Showing that the set $S$ is countable Here's the question:
Let $S$ be a set of positive real numbers. There is a constant $M>0$ such that for any $\{ a_1,a_2,\ldots, a_k \}\subset S$, we have that
$$\sum_{n=1}^{k}a_n\le M \tag{1}$$
Prove that $S$ is at most countable.

Here's my attempt:
If $S$ is finite then there is nothing to prove. So, we prove the following:
Claim. If $S$ is any infinite set of positive real numbers satisfying condition $(1)$ then $\max S$ exists.
Proof. Let $S$ be a set satisfying $(1)$. Then $M$ is an upperbound for the set $S$. By least upper bound axiom, $\alpha=\sup S$ exists. Since $S$ is a set of positive reals, $\alpha >0$. If the maximum existed then it must be equal to $\alpha$. So, suppose that it does not exist. Choose an $\varepsilon >0$ such that $a-\varepsilon >0$. Then by the Archimedean property, $M\le k(\alpha - \varepsilon)$ for some $k\in \mathbb{N}$.
Now, since $\alpha$ is the supremum and not the maximum, we can select distinct elements $a_1,a_2, \ldots , a_k$ from $S$ such that $\alpha - \varepsilon < a_i < \alpha$ for each $i$. Then $\sum_{n=1}^{k}a_n> k(\alpha - \varepsilon ) \ge M$ but this would contradict our assumption that $(1)$ holds. So, $\alpha$ must be the maximum. $\blacksquare$
Now, let $S$ be any set of positive real numbers satisyfing $(1)$. Then let $a_1= \max S$. Also $S \setminus \{ a_1 \}$ satisfies $(1)$ so, let $a_2=\max (S\setminus\{ a_1 \})$. We repeat this argument to obtain a sequence $\{ a_k \}$ such that $a_k=\max (S\setminus \{ a_1, a_2 , \ldots, a_{k-1} \})$.

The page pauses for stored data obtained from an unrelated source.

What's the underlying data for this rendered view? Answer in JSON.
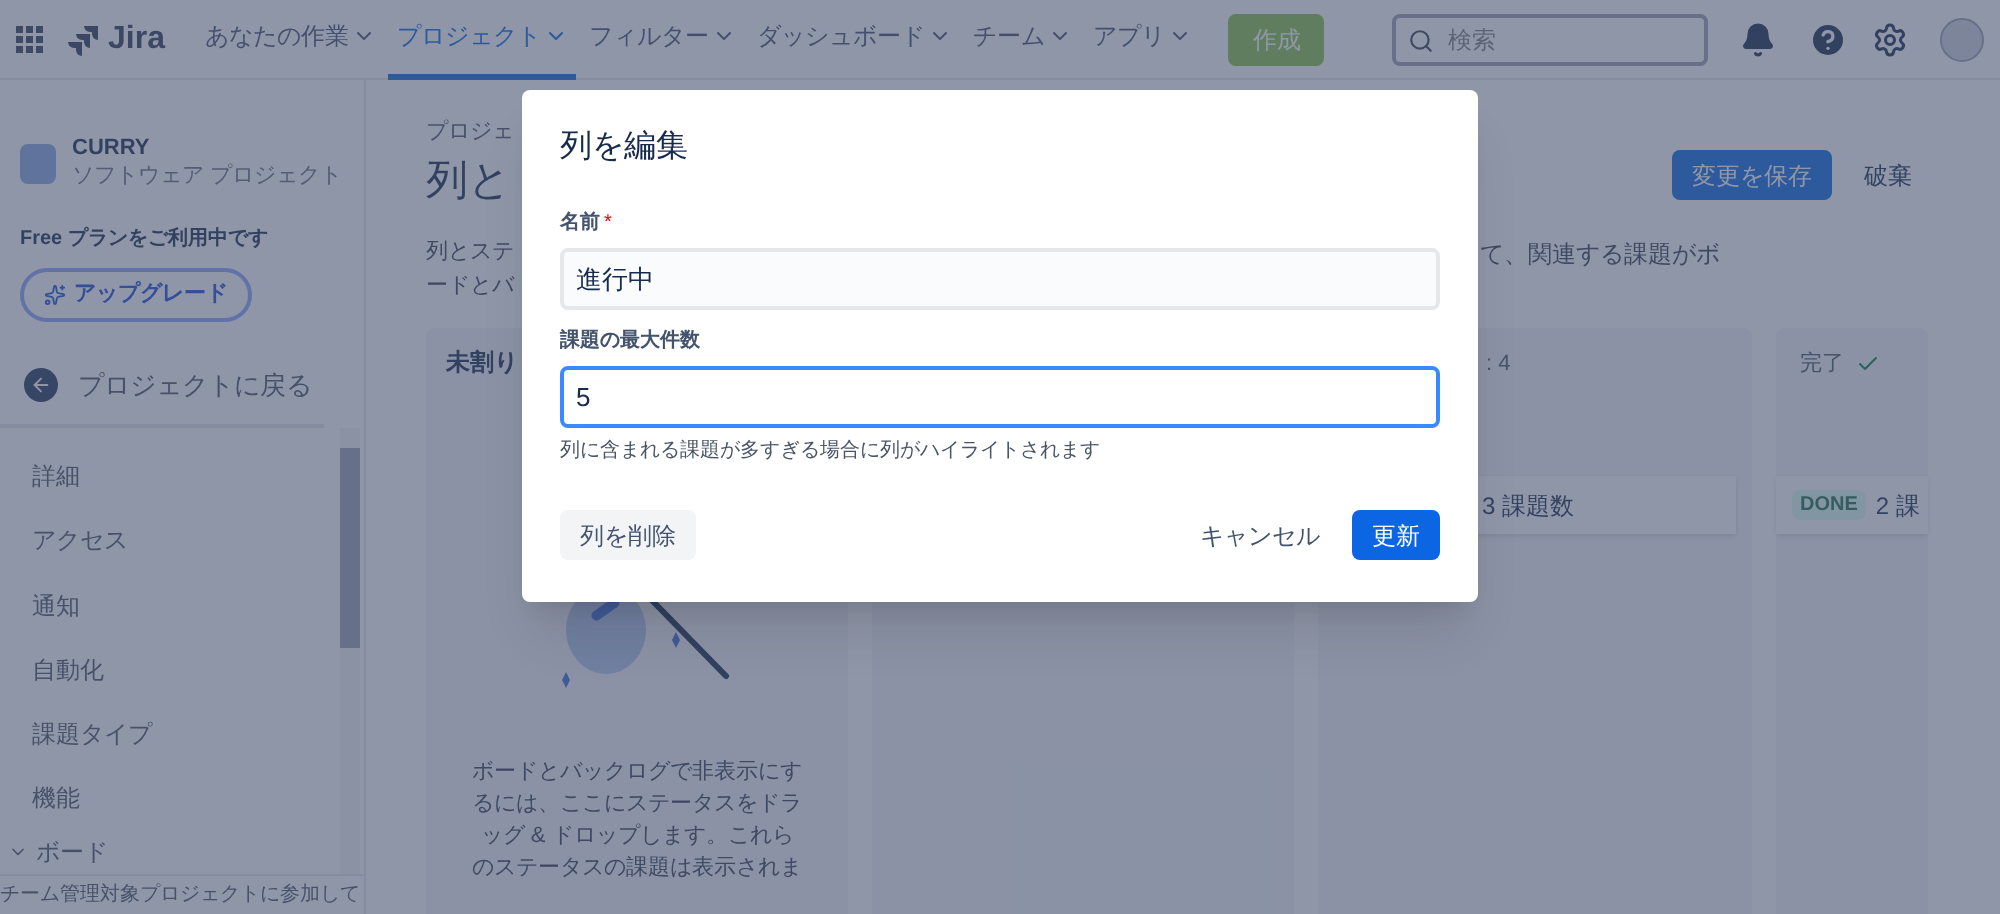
{
  "top_nav": {
    "app_name": "Jira",
    "items": [
      {
        "label": "あなたの作業",
        "selected": false
      },
      {
        "label": "プロジェクト",
        "selected": true
      },
      {
        "label": "フィルター",
        "selected": false
      },
      {
        "label": "ダッシュボード",
        "selected": false
      },
      {
        "label": "チーム",
        "selected": false
      },
      {
        "label": "アプリ",
        "selected": false
      }
    ],
    "create_button": "作成",
    "search": {
      "placeholder": "検索"
    }
  },
  "sidebar": {
    "project": {
      "name": "CURRY",
      "type": "ソフトウェア プロジェクト"
    },
    "plan_text": "Free プランをご利用中です",
    "upgrade_button": "アップグレード",
    "back_link": "プロジェクトに戻る",
    "items": [
      {
        "label": "詳細"
      },
      {
        "label": "アクセス"
      },
      {
        "label": "通知"
      },
      {
        "label": "自動化"
      },
      {
        "label": "課題タイプ"
      },
      {
        "label": "機能"
      }
    ],
    "group": {
      "label": "ボード",
      "expanded": true
    },
    "footer": "チーム管理対象プロジェクトに参加して"
  },
  "page": {
    "breadcrumb": "プロジェ",
    "title": "列と",
    "description_left": [
      "列とステ",
      "ードとバ"
    ],
    "description_right": "て、関連する課題がボ",
    "save_button": "変更を保存",
    "discard_button": "破棄"
  },
  "columns": [
    {
      "kind": "unassigned",
      "header": "未割り",
      "message": "ボードとバックログで非表示にするには、ここにステータスをドラッグ & ドロップします。これらのステータスの課題は表示されま"
    },
    {
      "kind": "blank"
    },
    {
      "kind": "status",
      "header": ": 4",
      "done": false,
      "cards": [
        {
          "text": "3 課題数"
        }
      ]
    },
    {
      "kind": "status",
      "header": "完了",
      "done": true,
      "cards": [
        {
          "badge": "DONE",
          "text": "2 課"
        }
      ]
    }
  ],
  "dialog": {
    "title": "列を編集",
    "fields": [
      {
        "label": "名前",
        "required_mark": "*",
        "value": "進行中",
        "focused": false
      },
      {
        "label": "課題の最大件数",
        "value": "5",
        "focused": true,
        "helper": "列に含まれる課題が多すぎる場合に列がハイライトされます"
      }
    ],
    "delete_button": "列を削除",
    "cancel_button": "キャンセル",
    "update_button": "更新"
  }
}
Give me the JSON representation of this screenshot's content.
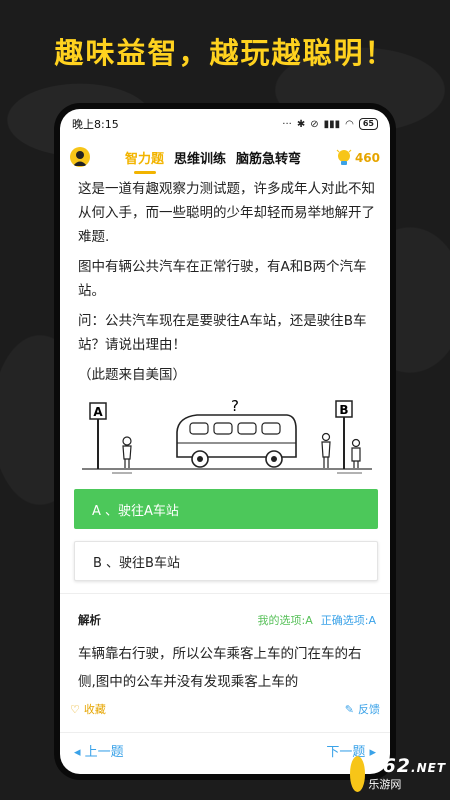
{
  "headline": "趣味益智，越玩越聪明！",
  "status": {
    "time": "晚上8:15",
    "battery": "65"
  },
  "nav": {
    "tabs": [
      {
        "label": "智力题",
        "active": true
      },
      {
        "label": "思维训练",
        "active": false
      },
      {
        "label": "脑筋急转弯",
        "active": false
      }
    ],
    "score": "460"
  },
  "question": {
    "p1": "这是一道有趣观察力测试题，许多成年人对此不知从何入手，而一些聪明的少年却轻而易举地解开了难题.",
    "p2": "图中有辆公共汽车在正常行驶，有A和B两个汽车站。",
    "p3": "问：公共汽车现在是要驶往A车站，还是驶往B车站？请说出理由！",
    "p4": "（此题来自美国）",
    "illustration": {
      "sign_a": "A",
      "sign_b": "B",
      "mark": "?"
    }
  },
  "options": [
    {
      "label": "A 、驶往A车站",
      "state": "correct"
    },
    {
      "label": "B 、驶往B车站",
      "state": "plain"
    }
  ],
  "analysis": {
    "title": "解析",
    "my_choice": "我的选项:A",
    "correct_choice": "正确选项:A",
    "text": "车辆靠右行驶，所以公车乘客上车的门在车的右侧,图中的公车并没有发现乘客上车的"
  },
  "actions": {
    "favorite": "收藏",
    "report": "反馈"
  },
  "pager": {
    "prev": "上一题",
    "next": "下一题"
  },
  "watermark": {
    "number": "962",
    "net": ".NET",
    "sub": "乐游网"
  },
  "colors": {
    "accent": "#f2b400",
    "headline": "#ffd21f",
    "correct": "#4cc85a",
    "link": "#3aa2e8"
  }
}
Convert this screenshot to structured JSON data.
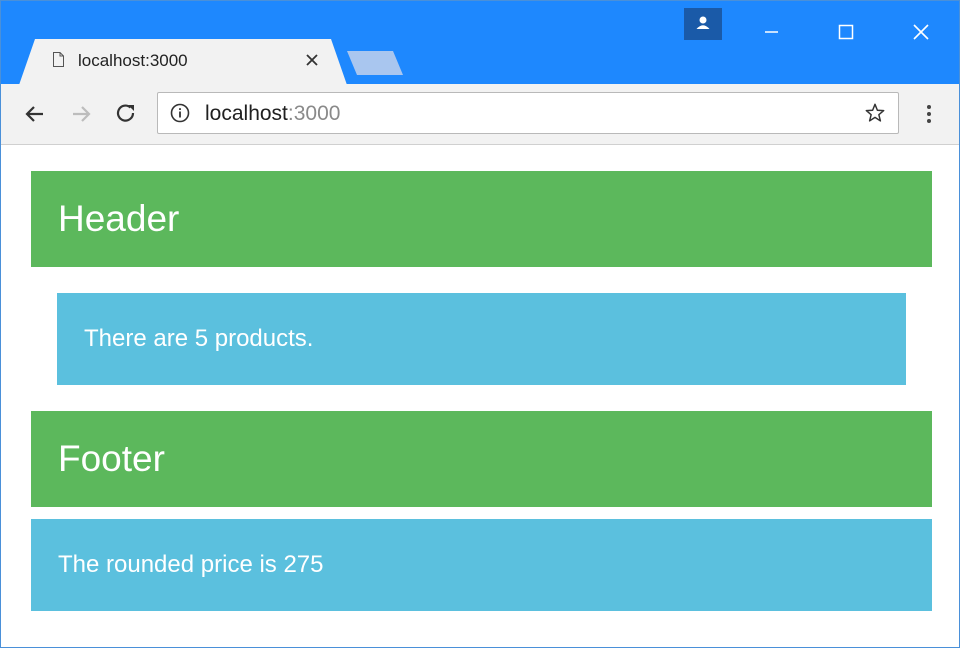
{
  "browser": {
    "tab": {
      "title": "localhost:3000",
      "page_icon": "page-icon",
      "close_icon": "close-icon"
    },
    "new_tab_icon": "new-tab-icon",
    "profile_icon": "person-icon",
    "window_controls": [
      "minimize-icon",
      "maximize-icon",
      "close-icon"
    ],
    "nav": [
      "back-arrow-icon",
      "forward-arrow-icon",
      "reload-icon"
    ],
    "address": {
      "host": "localhost",
      "port": ":3000",
      "info_icon": "info-icon",
      "star_icon": "star-icon"
    },
    "menu_icon": "kebab-menu-icon",
    "accent": "#1e88fe"
  },
  "page": {
    "header": "Header",
    "message": "There are 5 products.",
    "footer": "Footer",
    "price_text": "The rounded price is 275",
    "colors": {
      "green": "#5cb85c",
      "blue": "#5bc0de"
    }
  }
}
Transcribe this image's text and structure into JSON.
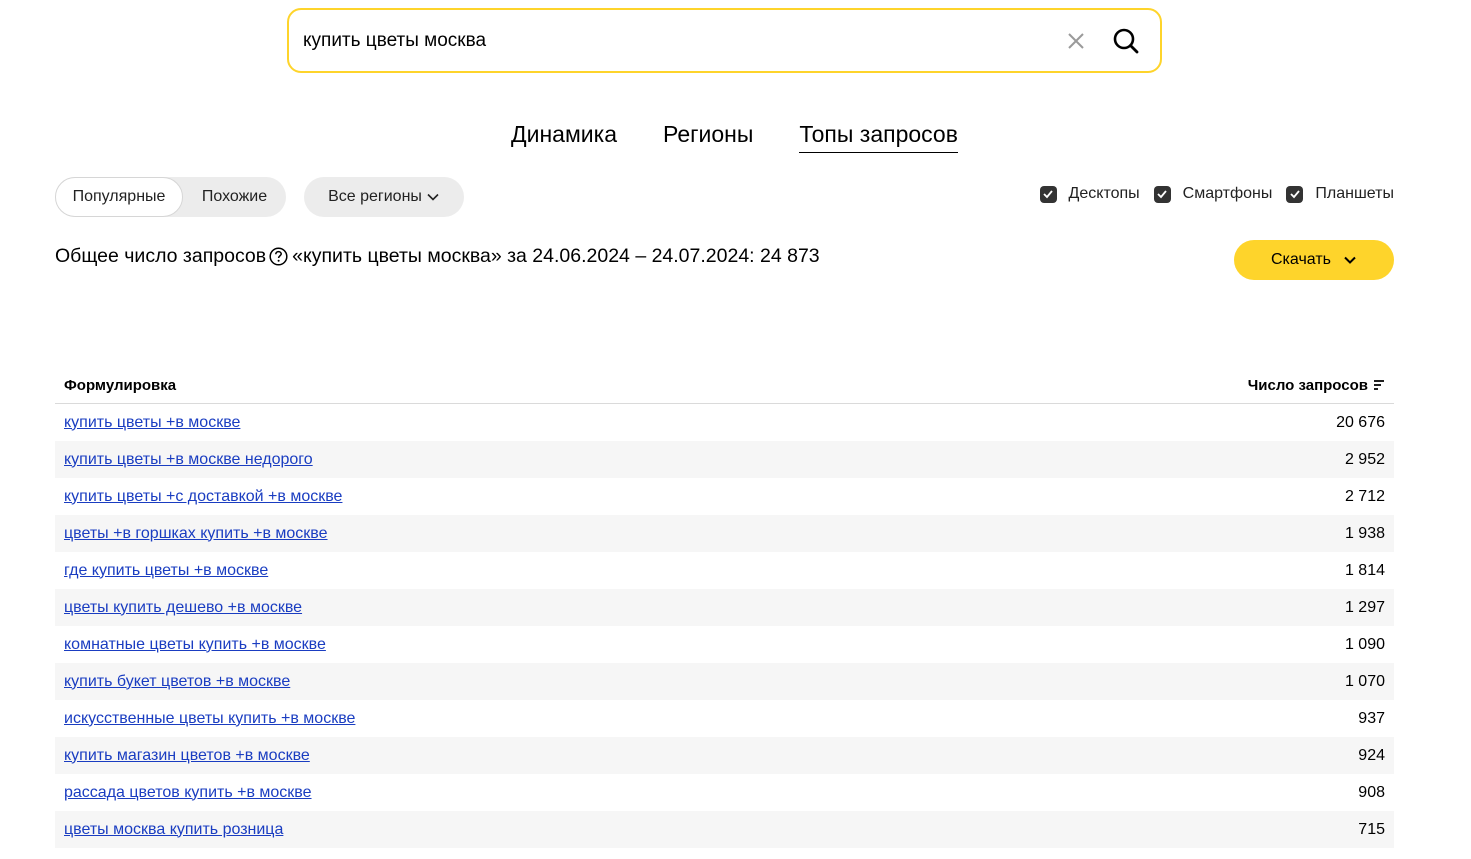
{
  "search": {
    "value": "купить цветы москва",
    "clear_icon": "close-icon",
    "search_icon": "search-icon"
  },
  "tabs": [
    {
      "label": "Динамика",
      "active": false
    },
    {
      "label": "Регионы",
      "active": false
    },
    {
      "label": "Топы запросов",
      "active": true
    }
  ],
  "filters": {
    "mode_popular": "Популярные",
    "mode_similar": "Похожие",
    "region": "Все регионы",
    "devices": [
      {
        "label": "Десктопы",
        "checked": true
      },
      {
        "label": "Смартфоны",
        "checked": true
      },
      {
        "label": "Планшеты",
        "checked": true
      }
    ]
  },
  "summary": {
    "prefix": "Общее число запросов",
    "text": "«купить цветы москва» за 24.06.2024 – 24.07.2024: 24 873"
  },
  "download_label": "Скачать",
  "table": {
    "col_phrase": "Формулировка",
    "col_count": "Число запросов",
    "rows": [
      {
        "phrase": "купить цветы +в москве",
        "count": "20 676"
      },
      {
        "phrase": "купить цветы +в москве недорого",
        "count": "2 952"
      },
      {
        "phrase": "купить цветы +с доставкой +в москве",
        "count": "2 712"
      },
      {
        "phrase": "цветы +в горшках купить +в москве",
        "count": "1 938"
      },
      {
        "phrase": "где купить цветы +в москве",
        "count": "1 814"
      },
      {
        "phrase": "цветы купить дешево +в москве",
        "count": "1 297"
      },
      {
        "phrase": "комнатные цветы купить +в москве",
        "count": "1 090"
      },
      {
        "phrase": "купить букет цветов +в москве",
        "count": "1 070"
      },
      {
        "phrase": "искусственные цветы купить +в москве",
        "count": "937"
      },
      {
        "phrase": "купить магазин цветов +в москве",
        "count": "924"
      },
      {
        "phrase": "рассада цветов купить +в москве",
        "count": "908"
      },
      {
        "phrase": "цветы москва купить розница",
        "count": "715"
      }
    ]
  },
  "colors": {
    "accent": "#fed42b",
    "link": "#1a3dc1"
  }
}
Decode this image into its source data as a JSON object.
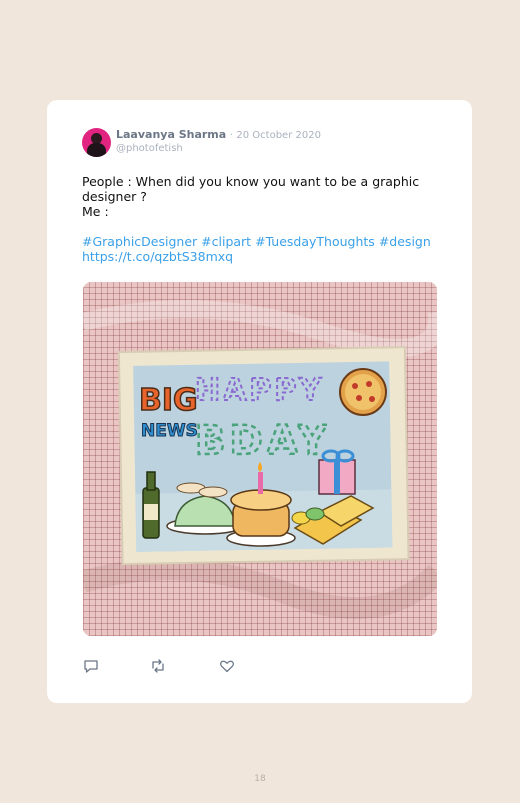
{
  "tweet": {
    "author_name": "Laavanya Sharma",
    "separator": "·",
    "date": "20 October 2020",
    "handle": "@photofetish",
    "text_line1": "People : When did you know you want to be a graphic designer ?",
    "text_line2": "Me :",
    "hashtags": [
      "#GraphicDesigner",
      "#clipart",
      "#TuesdayThoughts",
      "#design"
    ],
    "link": "https://t.co/qzbtS38mxq"
  },
  "media": {
    "description_icon": "image",
    "artwork_text": {
      "big": "BIG",
      "news": "NEWS",
      "happy": "HAPPY",
      "bday": "BDAY"
    }
  },
  "actions": {
    "reply_icon": "reply-icon",
    "retweet_icon": "retweet-icon",
    "like_icon": "heart-icon"
  },
  "page": {
    "number": "18"
  },
  "colors": {
    "background": "#f1e6dc",
    "card": "#ffffff",
    "link": "#3aa0e8",
    "name": "#6b7687",
    "muted": "#a9b2bd"
  }
}
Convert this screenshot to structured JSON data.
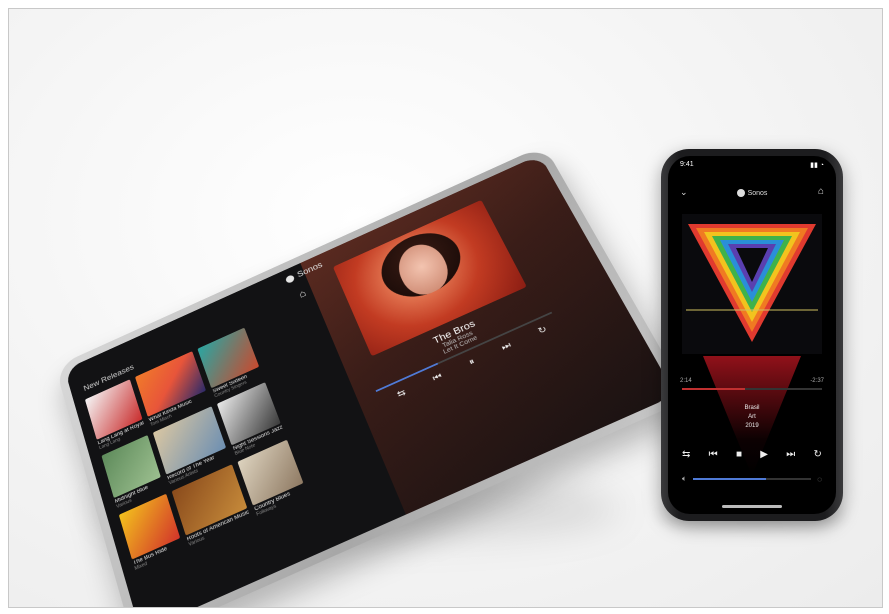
{
  "tablet": {
    "brand": "Sonos",
    "section_title": "New Releases",
    "tiles": [
      {
        "title": "Lang Lang at Royal",
        "subtitle": "Lang Lang"
      },
      {
        "title": "What Kinda Music",
        "subtitle": "Tom Misch"
      },
      {
        "title": "Sweet Sixteen",
        "subtitle": "Country Singers"
      },
      {
        "title": "Midnight Blue",
        "subtitle": "Various"
      },
      {
        "title": "Record of The Year",
        "subtitle": "Various Artists"
      },
      {
        "title": "Night Sessions Jazz",
        "subtitle": "Blue Note"
      },
      {
        "title": "The Bus Ride",
        "subtitle": "Mixed"
      },
      {
        "title": "Roots of American Music",
        "subtitle": "Various"
      },
      {
        "title": "Country Blues",
        "subtitle": "Folkways"
      }
    ],
    "now_playing": {
      "title": "The Bros",
      "artist": "Talia Ross",
      "album": "Let It Come"
    },
    "progress_fraction": 0.35,
    "controls": [
      "⇆",
      "⏮",
      "⏸",
      "⏭",
      "↻"
    ]
  },
  "phone": {
    "time": "9:41",
    "status_icons": "▮▮ ◔",
    "brand": "Sonos",
    "times": {
      "elapsed": "2:14",
      "remaining": "-2:37"
    },
    "progress_fraction": 0.45,
    "track_lines": [
      "Brasil",
      "Art",
      "2019"
    ],
    "controls": [
      "⇆",
      "⏮",
      "■",
      "▶",
      "⏭",
      "↻"
    ],
    "volume_fraction": 0.62
  }
}
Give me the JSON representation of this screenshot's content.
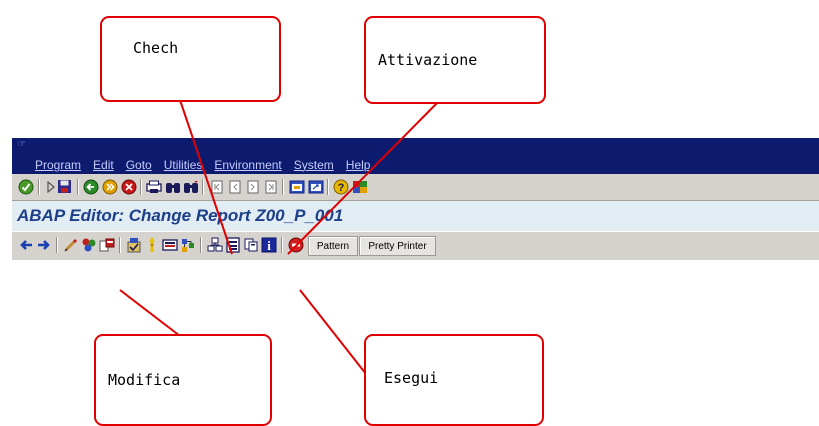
{
  "window": {
    "sap_logo": "☞",
    "menu": [
      "Program",
      "Edit",
      "Goto",
      "Utilities",
      "Environment",
      "System",
      "Help"
    ],
    "title": "ABAP Editor: Change Report Z00_P_001"
  },
  "system_toolbar": {
    "icons": [
      "enter-icon",
      "command-field-arrow-icon",
      "save-icon",
      "back-icon",
      "exit-icon",
      "cancel-icon",
      "print-icon",
      "find-icon",
      "find-next-icon",
      "first-page-icon",
      "previous-page-icon",
      "next-page-icon",
      "last-page-icon",
      "create-session-icon",
      "shortcut-icon",
      "help-icon",
      "customize-layout-icon"
    ]
  },
  "application_toolbar": {
    "icons": [
      "back-arrow-icon",
      "forward-arrow-icon",
      "display-change-icon",
      "active-inactive-icon",
      "other-object-icon",
      "check-icon",
      "activate-icon",
      "test-execute-icon",
      "where-used-icon",
      "object-list-icon",
      "navigation-window-icon",
      "help-info-icon",
      "stop-icon"
    ],
    "pattern_label": "Pattern",
    "pretty_printer_label": "Pretty Printer"
  },
  "annotations": {
    "check": "Chech",
    "activation": "Attivazione",
    "modify": "Modifica",
    "execute": "Esegui",
    "line_color": "#e00000"
  },
  "colors": {
    "menubar": "#0c1b6e",
    "toolbar": "#d6d3ce",
    "title_bar": "#e2ecf3",
    "title_text": "#1d3f8a"
  }
}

Clearly this $\{ a_k \}$ is decreasing and there is no $a\in S$ such that $a_{k+1}<a<a_k$ for any $k$. Also, $\sum_{k=1}^{\infty}a_k$ converges, so, $a_n \to 0$.
If $a \in S\setminus \{a_k\}_{k\in \mathbb{N}}$ then $a<a_k$ for each $k$. So $a\le0$ (by taking limits) which is not possible. So $S=\{ a_k\}_{k\in \mathbb{N}}$.

Is this proof correct? Alternative proofs are also welcome!
 A: It wouldn’t hurt to say something to justify the assertion that $\sum_{n\ge 1}a_n$ converges, but the proof is correct. (There is a typo in that sum though: you have $\sum_{\color{red}k=1}^\infty a_{\color{red}n}$.) Here’s a slightly different approach.
Let $\alpha=\sup S>0$. For $n\in\Bbb N$ let $I_n=\left(2^{-(n+1)}\alpha,2^{-n}\alpha\right]$; then
$$S\subseteq(0,\alpha]=\bigcup_{n\ge 0}I_n\,,$$
and the intervals $I_n$ are pairwise disjoint. There are only countably many of these intervals, so if $S$ is uncountable, there must be an $n\in\Bbb N$ such that $S\cap I_n$ is uncountable. But then if $K$ is a $k$-element subset of $A\cap I_n$, we have
$$\sum K>2^{-(n+1)}\alpha k\,,$$
and this can be made arbitrarily large by choosing $k$ large enough, contradicting $(1)$.
A: It looks good to me, an alternative proof could be as follow. Suppose $S$ is not countable and let for $n\geqslant 1$, $S_n=\left\{s\in S,s\geqslant\frac{1}{n}\right\}$. Clearly $\displaystyle S=\bigcup_{n\geqslant 1}S_n$ and there is at least one $p\geqslant 1$ such that $S_p$ is not countable, otherwise $S$ would be countable as a countable union of countable sets. In particular $S_p$ is infinite so we can take $\{s_1,\ldots,s_k\}\subset S_p\subset S$ with $k>pM$. We thus have $\displaystyle\sum_{n=1}^k s_n\geqslant\frac{k}{p}>M$ which is not possible and therefore $S$ is countable.